The team of USC Spartans coach Nathan Doyle and Paralympian Blake Cochrane has been a winning combination since the pair joined forces in 2017.
With a desire to work hard and extract the best out of themselves – while also valuing a good joke on pool deck – the duo share the same qualities and principles needed to create a successful coach and athlete relationship.
“Nathan is a little bit different to any of the other coaches I have had in the past,” Cochrane explained.
“He brings a different dynamic to the equation because there’s the opportunity to have a bit of a laugh and have a bit of fun.
“I think Nathan and I work really well together because when it does come to competition we focus in and we know that we’ve done the work.”
As a dual Paralympic gold medallist, the Dolphin leader is fully aware of what it takes to succeed, with his extensive and decorated career representing Australia also including podium finishes at the World Para Swimming Championships, the Para Pan Pacs and the Commonwealth Games.
With a career spanning 13 years, Cochrane has adapted to changes and challenges that have been thrown his way, which Doyle believes has made him stronger as an athlete.
“Blake really hasn’t taken his foot off the podium since he came onto the scene in 2008, and he’s swum faster than he’s swum in a long time,” Doyle said.
“To still be able to push himself whilst having all of these other tasks and responsibilities outside of the pool is a really proud moment.”
One of these new responsibilities is caring for his son, Eli, who was born in November 2019.
“For me, being a dad and wanting to spend time with the family and working around that has been very important to me, and Nathan has been very accommodating of that process as well,” Cochrane said.
Exchanging dad stories – as well as dad jokes – is a new layer they’ve added to their relationship, with Doyle also recently becoming father to daughter Matilda in December.

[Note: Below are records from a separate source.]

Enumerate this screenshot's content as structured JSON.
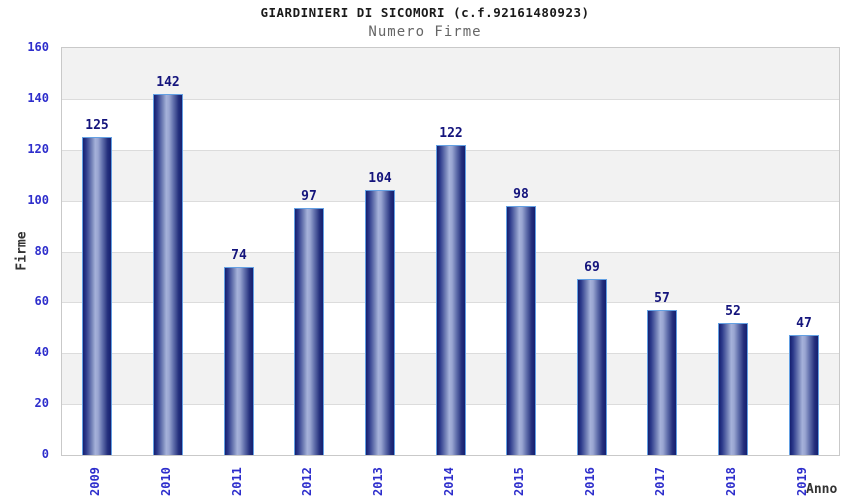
{
  "chart_data": {
    "type": "bar",
    "title": "GIARDINIERI DI SICOMORI (c.f.92161480923)",
    "subtitle": "Numero Firme",
    "categories": [
      "2009",
      "2010",
      "2011",
      "2012",
      "2013",
      "2014",
      "2015",
      "2016",
      "2017",
      "2018",
      "2019"
    ],
    "values": [
      125,
      142,
      74,
      97,
      104,
      122,
      98,
      69,
      57,
      52,
      47
    ],
    "xlabel": "Anno",
    "ylabel": "Firme",
    "ylim": [
      0,
      160
    ],
    "ytick_step": 20,
    "yticks": [
      0,
      20,
      40,
      60,
      80,
      100,
      120,
      140,
      160
    ],
    "grid": "horizontal-bands-on",
    "legend": "none",
    "colors": {
      "tick_label": "#2e2ecc",
      "value_label": "#14147c",
      "bar_border": "#63a0e3",
      "bar_dark": "#151f70",
      "bar_mid": "#5f6daa",
      "bar_light": "#a6b2da",
      "band_gray": "#f2f2f2",
      "band_white": "#ffffff",
      "grid_line": "#dcdcdc",
      "plot_border": "#c9c9c9",
      "title_color": "#1a1a1a",
      "subtitle_color": "#666666",
      "axis_title_color": "#333333"
    }
  }
}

“Blake has been one year into fatherhood and me, about one month, so it’s role reversal and I feel like install my wisdom of swimming to Blake, and Blake is now installing his wisdom of parenting onto me,” Doyle laughed.

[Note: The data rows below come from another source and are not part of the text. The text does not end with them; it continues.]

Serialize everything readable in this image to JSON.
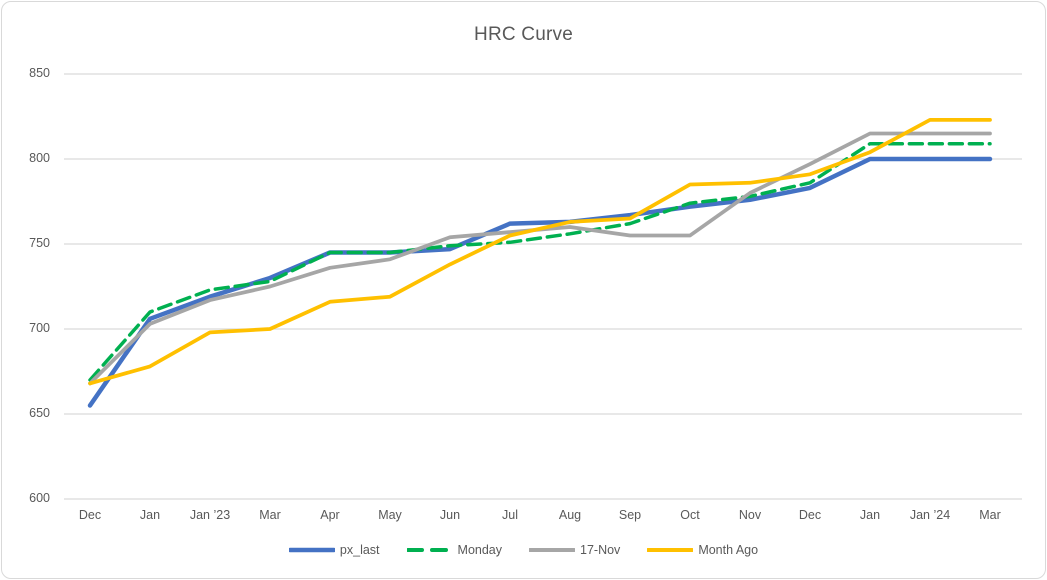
{
  "window": {
    "background": "#ffffff",
    "border_color": "#d9d9d9",
    "text_color": "#595959"
  },
  "chart_data": {
    "type": "line",
    "title": "HRC Curve",
    "categories": [
      "Dec",
      "Jan",
      "Jan ’23",
      "Mar",
      "Apr",
      "May",
      "Jun",
      "Jul",
      "Aug",
      "Sep",
      "Oct",
      "Nov",
      "Dec",
      "Jan",
      "Jan ’24",
      "Mar"
    ],
    "series": [
      {
        "name": "px_last",
        "color": "#4472c4",
        "dash": "solid",
        "width": 4.5,
        "values": [
          655,
          706,
          719,
          730,
          745,
          745,
          747,
          762,
          763,
          767,
          772,
          776,
          783,
          800,
          800,
          800
        ]
      },
      {
        "name": "Monday",
        "color": "#00b050",
        "dash": "dashed",
        "width": 3.5,
        "values": [
          670,
          710,
          723,
          728,
          745,
          745,
          749,
          751,
          756,
          762,
          774,
          778,
          786,
          809,
          809,
          809
        ]
      },
      {
        "name": "17-Nov",
        "color": "#a6a6a6",
        "dash": "solid",
        "width": 3.75,
        "values": [
          668,
          703,
          717,
          725,
          736,
          741,
          754,
          757,
          760,
          755,
          755,
          780,
          797,
          815,
          815,
          815
        ]
      },
      {
        "name": "Month Ago",
        "color": "#ffc000",
        "dash": "solid",
        "width": 3.75,
        "values": [
          668,
          678,
          698,
          700,
          716,
          719,
          738,
          755,
          763,
          765,
          785,
          786,
          791,
          804,
          823,
          823
        ]
      }
    ],
    "y_ticks": [
      600,
      650,
      700,
      750,
      800,
      850
    ],
    "ylim": [
      600,
      850
    ],
    "grid": true,
    "gridline_color": "#d9d9d9",
    "legend_position": "bottom"
  }
}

Heading into the twilight of his career, Cochrane has decided this year’s Games will be his last, with the duo training hard to make sure the 30-year-old can give it everything he’s got.
“Tokyo 2021 will be my last Paralympics Games, whether I go on after that, I haven’t quite decided to close that door just yet – sorry Nathan,” he chuckled.
“My attention now will be focussing on what we can make better, and then just be able to rock up, stand behind the blocks and know that we’ve done everything that we possibly can to be that perfect athlete.”
With his athlete and friend on the cusp of retirement, Doyle said Cochrane will leave an outstanding legacy and his departure will be one of mixed emotions.
“To see one retire and move on with their career is a proud moment in one sense, but then on the other side, we’re going to lose an athlete who’s contributed not only from a performance standpoint but also helped shaped the team into what it is today.
“For Blake to become a dad, graduate from University – achieve all of these milestones in life – and still be able to be arguably one of the greatest Paralympians the Australian team has seen is a really proud moment as a coach.
“To be able to share in those moments for me is really, really special and to be able to be associated with a legend of the Paralympic team is a really proud moment.”